Belki de her egemenlik ayakta kalabilmek için her şeyi basitleştirmeye, ideolojik bir şema oluşturmaya ihtiyaç duyuyordur. Aksi halde işin içinden çıkması zorlaşacak, onu da anlayayım, bunu da hesaba katayım derken dizginleri elinden kaçırabilecektir.

En korkunç basitleştiriciler olarak naziler, eşcinselleri yok edilmesi gereken en aşağı kategori olarak toplama kamplarına tıkıyordu. Nazilere göre, katışıksız Alman ırkı eşcinsel olamazdı. İnsan haraları kurmaya kadar giden o zihniyetin ayrılmaz bir parçasıydı cinsel “pürizm”.

O deneyimden bu yana batı ülkelerinde mücadelesi verilen bir yurttaşlık projesi olarak, eşcinsellere de resmen var olma, çift olma ve evlenme hakları tanınmaya başlandı. Bilim kitaplarında eşcinselliğin bir hastalık türü olarak tanımlanmasından vazgeçileli ise yıllar oluyor...

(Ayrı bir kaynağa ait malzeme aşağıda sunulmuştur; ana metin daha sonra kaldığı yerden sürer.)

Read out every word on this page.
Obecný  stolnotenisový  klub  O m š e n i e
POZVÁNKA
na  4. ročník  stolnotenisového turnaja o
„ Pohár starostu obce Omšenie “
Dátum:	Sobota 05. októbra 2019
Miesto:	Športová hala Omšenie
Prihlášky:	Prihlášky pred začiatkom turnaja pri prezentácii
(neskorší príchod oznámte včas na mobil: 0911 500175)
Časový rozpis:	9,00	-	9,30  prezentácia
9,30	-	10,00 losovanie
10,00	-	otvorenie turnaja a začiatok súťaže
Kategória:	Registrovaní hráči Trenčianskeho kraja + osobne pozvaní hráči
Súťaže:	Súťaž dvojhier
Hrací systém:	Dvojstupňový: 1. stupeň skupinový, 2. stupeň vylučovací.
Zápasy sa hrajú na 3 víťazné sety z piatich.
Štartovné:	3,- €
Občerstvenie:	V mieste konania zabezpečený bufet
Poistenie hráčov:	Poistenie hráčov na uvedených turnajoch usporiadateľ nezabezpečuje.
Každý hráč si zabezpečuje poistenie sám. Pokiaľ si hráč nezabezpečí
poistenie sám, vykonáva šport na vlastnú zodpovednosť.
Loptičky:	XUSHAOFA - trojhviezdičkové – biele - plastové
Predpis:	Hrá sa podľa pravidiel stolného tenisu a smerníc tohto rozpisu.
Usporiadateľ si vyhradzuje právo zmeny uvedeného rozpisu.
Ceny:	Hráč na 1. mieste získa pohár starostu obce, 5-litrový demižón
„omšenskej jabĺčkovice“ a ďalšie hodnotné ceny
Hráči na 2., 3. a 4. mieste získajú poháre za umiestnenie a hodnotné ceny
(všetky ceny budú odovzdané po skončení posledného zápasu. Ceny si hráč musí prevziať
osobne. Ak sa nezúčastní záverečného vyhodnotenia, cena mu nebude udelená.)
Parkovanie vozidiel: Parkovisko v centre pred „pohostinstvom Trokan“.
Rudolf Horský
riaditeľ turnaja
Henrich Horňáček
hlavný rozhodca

Galiba bu çerçevedeki en önemli terim en sona kaldı: Homofobi. Eşcinsellik korkusu. Yine ruhbilimciler, LGBTT’lere karşı saldırgan ya da çekingen davranışların homofobiden kaynaklandığını söylüyor. En saldırganlar, farkında olarak ya da olmayarak kendinde eşcinsellik eğilimi bulanlar. Bunu saldırganlaşarak örtmeye çalışıyorlar. “Bütün bir gam” oluşturduğumuz doğruysa, insanın kendi kendinden korkması, homofobi.

Meclis’in ruhbilimci danışmanları var mıdır bilmiyorum. Olmalı bence. Yargıtay’ın da olmalı: Hem LGBTT için, hem tecavüze uğramış 14 yaşındaki kız çocuklarını tecavüzcüsüyle evlendirmek gibi “çare”ler konusunda, hem de türban gibi, kadını araçsallaştıran kararlarla ilgili olarak, Meclis ve Yargıtay başta olmak üzere bütün ilgili makamların, bir değil, birkaç ruhbilimciye başvurması kural haline gelmeli.

Sözcüklerin verimliliği

Telgraf, coğrafya, fotoğraf, kaligrafi, monografi, grafik...
Bu sözcüklerdeki “graf” bölümü yerine onun Türkçe karşılığı olan “yazı” birimini koymak gibi alıştırmalar, sözcüklerin verimini artırıp her iki dille olan ilişkimizi geliştirebilir:
Uzakyazı, yeryazı, ışınyazı, güzelyazı, tekliyazı, yazısal...
Bu saatten sonra kalıcı değişiklik önerisi olarak değil elbette; dil ve düşünce üstüne daha iyi düşünebilmek için.